The failure case that we do care about is if one of the KVM hosts stops working. If the VM monitor action times out or the host stops responding, the standby node in the clustered pair will notice, possibly STONITH the bad node, and take over the running of your VM.
It’s important to know what this means for your VM: Pacemaker will attempt to cleanly shut down the VM, then yank the virtual power cord if that fails. This means that when the VM comes up on the standby node it will have to deal with an unclean shutdown, which can take a long time if a fsck/chkdsk is needed. HA cannot help you in this scenario!
Things to note
Pacemaker adds an extra layer of fun if you forget (or don’t know) that it’s keeping an eye on things: it’ll keep restarting a VM that you’re trying to shutdown, unless you tell it to stop managing it. This doesn’t happen on an ordinary “services deployment” because pacemaker will hand off resources when it shuts down. Watching an unwitting sysadmin deal with this is like playing with a roly-poly toy. 🙂
Summary and evaluation
While not without limitations, HA for whole VMs can be very convenient. At its extreme, it allows you to offer high availability for servers that you don’t even have login access for.

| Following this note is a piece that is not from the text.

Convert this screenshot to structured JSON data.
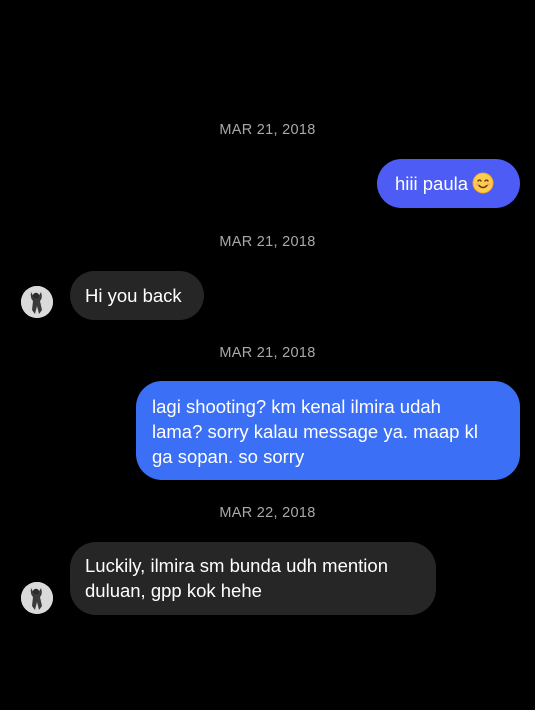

One catch is that it can be expensive – each KVM host needs enough RAM and diskspace to run all of the VMs in the event of a failure. If you have many VMs on an HA pair there’s a lot of unused computing capacity, which tends to have a large capital cost upfront.
The Linux HA suite offers robust solutions, but doesn’t always ensure the best utilisation of resources. Next time we’ll start talking about high-availability through load-balancing and redundancy, which can be a very nice way to get the scalability and availability that you need if you’re willing to make substantial changes to your application architecture.